Benefits that the bill hopes to extract from Amtrak include increased speed, improved on-time performance, reduced trip time, increased frequencies, and safety and accessibility improvements.

“Passenger rail has a role to play in our transportation network, but we've simply got to do it better,” said Shuster upon introduction of the Act. “By compelling Amtrak to operate more like a true business, cutting red tape and opening the door to more private sector resources, we can make some long overdue improvements to passenger rail transportation in the United States.”

To facilitate the goals of the bill, two funds and a grant programme would be created.

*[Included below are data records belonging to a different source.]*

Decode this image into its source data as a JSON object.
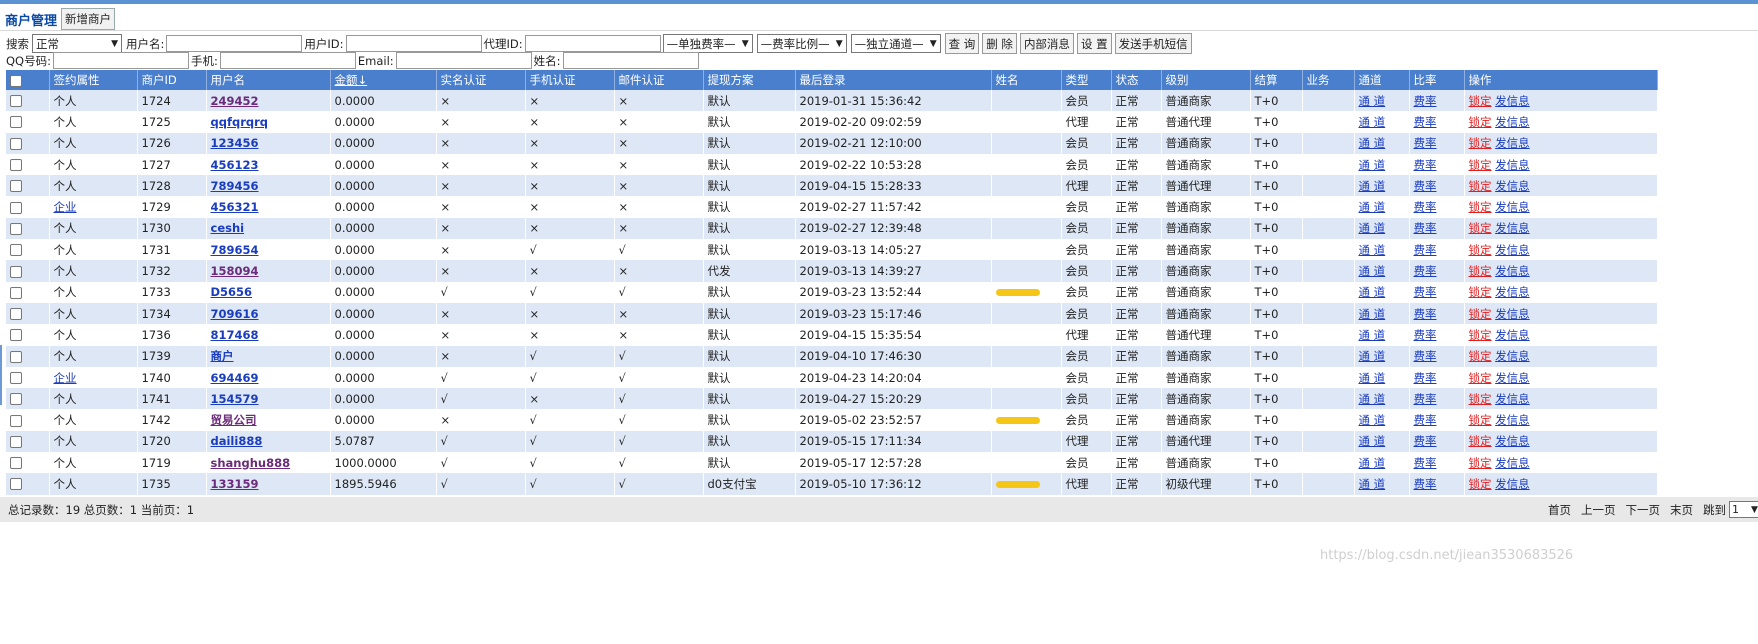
{
  "tabs": {
    "active": "商户管理",
    "new_merchant": "新增商户"
  },
  "search": {
    "label": "搜索",
    "status_value": "正常",
    "username_label": "用户名:",
    "userid_label": "用户ID:",
    "agentid_label": "代理ID:",
    "rate_single": "—单独费率—",
    "rate_ratio": "—费率比例—",
    "channel": "—独立通道—",
    "query_button": "查 询",
    "delete_button": "删 除",
    "internal_msg_button": "内部消息",
    "settings_button": "设 置",
    "sms_button": "发送手机短信",
    "qq_label": "QQ号码:",
    "phone_label": "手机:",
    "email_label": "Email:",
    "name_label": "姓名:"
  },
  "table": {
    "headers": [
      "签约属性",
      "商户ID",
      "用户名",
      "金额↓",
      "实名认证",
      "手机认证",
      "邮件认证",
      "提现方案",
      "最后登录",
      "姓名",
      "类型",
      "状态",
      "级别",
      "结算",
      "业务",
      "通道",
      "比率",
      "操作"
    ],
    "action_channel": "通 道",
    "action_rate": "费率",
    "action_lock": "锁定",
    "action_msg": "发信息",
    "rows": [
      {
        "sign": "个人",
        "id": "1724",
        "user": "249452",
        "amount": "0.0000",
        "realname": "×",
        "phone": "×",
        "email": "×",
        "plan": "默认",
        "login": "2019-01-31 15:36:42",
        "name": "",
        "type": "会员",
        "status": "正常",
        "level": "普通商家",
        "settle": "T+0",
        "biz": ""
      },
      {
        "sign": "个人",
        "id": "1725",
        "user": "qqfqrqrq",
        "amount": "0.0000",
        "realname": "×",
        "phone": "×",
        "email": "×",
        "plan": "默认",
        "login": "2019-02-20 09:02:59",
        "name": "",
        "type": "代理",
        "status": "正常",
        "level": "普通代理",
        "settle": "T+0",
        "biz": ""
      },
      {
        "sign": "个人",
        "id": "1726",
        "user": "123456",
        "amount": "0.0000",
        "realname": "×",
        "phone": "×",
        "email": "×",
        "plan": "默认",
        "login": "2019-02-21 12:10:00",
        "name": "",
        "type": "会员",
        "status": "正常",
        "level": "普通商家",
        "settle": "T+0",
        "biz": ""
      },
      {
        "sign": "个人",
        "id": "1727",
        "user": "456123",
        "amount": "0.0000",
        "realname": "×",
        "phone": "×",
        "email": "×",
        "plan": "默认",
        "login": "2019-02-22 10:53:28",
        "name": "",
        "type": "会员",
        "status": "正常",
        "level": "普通商家",
        "settle": "T+0",
        "biz": ""
      },
      {
        "sign": "个人",
        "id": "1728",
        "user": "789456",
        "amount": "0.0000",
        "realname": "×",
        "phone": "×",
        "email": "×",
        "plan": "默认",
        "login": "2019-04-15 15:28:33",
        "name": "",
        "type": "代理",
        "status": "正常",
        "level": "普通代理",
        "settle": "T+0",
        "biz": ""
      },
      {
        "sign": "企业",
        "id": "1729",
        "user": "456321",
        "amount": "0.0000",
        "realname": "×",
        "phone": "×",
        "email": "×",
        "plan": "默认",
        "login": "2019-02-27 11:57:42",
        "name": "",
        "type": "会员",
        "status": "正常",
        "level": "普通商家",
        "settle": "T+0",
        "biz": ""
      },
      {
        "sign": "个人",
        "id": "1730",
        "user": "ceshi",
        "amount": "0.0000",
        "realname": "×",
        "phone": "×",
        "email": "×",
        "plan": "默认",
        "login": "2019-02-27 12:39:48",
        "name": "",
        "type": "会员",
        "status": "正常",
        "level": "普通商家",
        "settle": "T+0",
        "biz": ""
      },
      {
        "sign": "个人",
        "id": "1731",
        "user": "789654",
        "amount": "0.0000",
        "realname": "×",
        "phone": "√",
        "email": "√",
        "plan": "默认",
        "login": "2019-03-13 14:05:27",
        "name": "",
        "type": "会员",
        "status": "正常",
        "level": "普通商家",
        "settle": "T+0",
        "biz": ""
      },
      {
        "sign": "个人",
        "id": "1732",
        "user": "158094",
        "amount": "0.0000",
        "realname": "×",
        "phone": "×",
        "email": "×",
        "plan": "代发",
        "login": "2019-03-13 14:39:27",
        "name": "",
        "type": "会员",
        "status": "正常",
        "level": "普通商家",
        "settle": "T+0",
        "biz": ""
      },
      {
        "sign": "个人",
        "id": "1733",
        "user": "D5656",
        "amount": "0.0000",
        "realname": "√",
        "phone": "√",
        "email": "√",
        "plan": "默认",
        "login": "2019-03-23 13:52:44",
        "name": "redacted",
        "type": "会员",
        "status": "正常",
        "level": "普通商家",
        "settle": "T+0",
        "biz": ""
      },
      {
        "sign": "个人",
        "id": "1734",
        "user": "709616",
        "amount": "0.0000",
        "realname": "×",
        "phone": "×",
        "email": "×",
        "plan": "默认",
        "login": "2019-03-23 15:17:46",
        "name": "",
        "type": "会员",
        "status": "正常",
        "level": "普通商家",
        "settle": "T+0",
        "biz": ""
      },
      {
        "sign": "个人",
        "id": "1736",
        "user": "817468",
        "amount": "0.0000",
        "realname": "×",
        "phone": "×",
        "email": "×",
        "plan": "默认",
        "login": "2019-04-15 15:35:54",
        "name": "",
        "type": "代理",
        "status": "正常",
        "level": "普通代理",
        "settle": "T+0",
        "biz": ""
      },
      {
        "sign": "个人",
        "id": "1739",
        "user": "商户",
        "amount": "0.0000",
        "realname": "×",
        "phone": "√",
        "email": "√",
        "plan": "默认",
        "login": "2019-04-10 17:46:30",
        "name": "",
        "type": "会员",
        "status": "正常",
        "level": "普通商家",
        "settle": "T+0",
        "biz": ""
      },
      {
        "sign": "企业",
        "id": "1740",
        "user": "694469",
        "amount": "0.0000",
        "realname": "√",
        "phone": "√",
        "email": "√",
        "plan": "默认",
        "login": "2019-04-23 14:20:04",
        "name": "",
        "type": "会员",
        "status": "正常",
        "level": "普通商家",
        "settle": "T+0",
        "biz": ""
      },
      {
        "sign": "个人",
        "id": "1741",
        "user": "154579",
        "amount": "0.0000",
        "realname": "√",
        "phone": "×",
        "email": "√",
        "plan": "默认",
        "login": "2019-04-27 15:20:29",
        "name": "",
        "type": "会员",
        "status": "正常",
        "level": "普通商家",
        "settle": "T+0",
        "biz": ""
      },
      {
        "sign": "个人",
        "id": "1742",
        "user": "贸易公司",
        "amount": "0.0000",
        "realname": "×",
        "phone": "√",
        "email": "√",
        "plan": "默认",
        "login": "2019-05-02 23:52:57",
        "name": "redacted",
        "type": "会员",
        "status": "正常",
        "level": "普通商家",
        "settle": "T+0",
        "biz": ""
      },
      {
        "sign": "个人",
        "id": "1720",
        "user": "daili888",
        "amount": "5.0787",
        "realname": "√",
        "phone": "√",
        "email": "√",
        "plan": "默认",
        "login": "2019-05-15 17:11:34",
        "name": "",
        "type": "代理",
        "status": "正常",
        "level": "普通代理",
        "settle": "T+0",
        "biz": ""
      },
      {
        "sign": "个人",
        "id": "1719",
        "user": "shanghu888",
        "amount": "1000.0000",
        "realname": "√",
        "phone": "√",
        "email": "√",
        "plan": "默认",
        "login": "2019-05-17 12:57:28",
        "name": "",
        "type": "会员",
        "status": "正常",
        "level": "普通商家",
        "settle": "T+0",
        "biz": ""
      },
      {
        "sign": "个人",
        "id": "1735",
        "user": "133159",
        "amount": "1895.5946",
        "realname": "√",
        "phone": "√",
        "email": "√",
        "plan": "d0支付宝",
        "login": "2019-05-10 17:36:12",
        "name": "redacted",
        "type": "代理",
        "status": "正常",
        "level": "初级代理",
        "settle": "T+0",
        "biz": ""
      }
    ]
  },
  "footer": {
    "summary": "总记录数：19 总页数：1 当前页：1",
    "first": "首页",
    "prev": "上一页",
    "next": "下一页",
    "last": "末页",
    "jump": "跳到",
    "page_value": "1",
    "page_suffix": "页"
  },
  "watermark": "https://blog.csdn.net/jiean3530683526"
}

The Northeast Corridor Improvement Fund would see investment of roughly $1.9 billion incrementally distributed to Amtrak over a four-year period from 2016 to 2019 to the main line between Boston, Massachusetts, and Washington, D.C. – Amtrak's most profitable route – as well as all facilities and services used to operate and maintain that line.

The National Network fund would see investment of roughly $3.9 billion over the same four-year term with the stipulation that as much as $2 million could be withheld by Congress to cover oversight costs.

Capital grants of $300 million per year would be made available over the four-year period, with up to 0.5 percent of appropriations withheld to cover the costs of project management oversight of capital projects.

Amtrak would not be allowed to use any new appropriations created under the bill to subsidise operating losses of passenger rail or rail freight transportation. The company would also be required to establish and maintain internal controls to ensure costs and revenues are allocated appropriately to either the Northeast Corridor or the National Network, including proportional shares of common and fixed costs.

In a further oversight measure, Amtrak would be required to perform a cost-benefit analysis that describes total life cycle costs and anticipated revenue benefits, and to present that analysis to Congress via monthly reports.

An additional $96 million appropriation would be earmarked for Amtrak's Inspector General Office to facilitate internal oversight and progress management.

Amtrak supports the bill, and in a statement from the company released after its announcement, said the improvements it calls for “are needed”.

“We appreciate the work of [the Congressmen] in crafting a bipartisan passenger rail reform bill that is needed to sustain and advance the growth of passenger rail in America. We look forward to working with Congress to enact a bill that addresses critical infrastructure needs, improves safety and security, and enhances customer service and provides greater financial efficiencies.”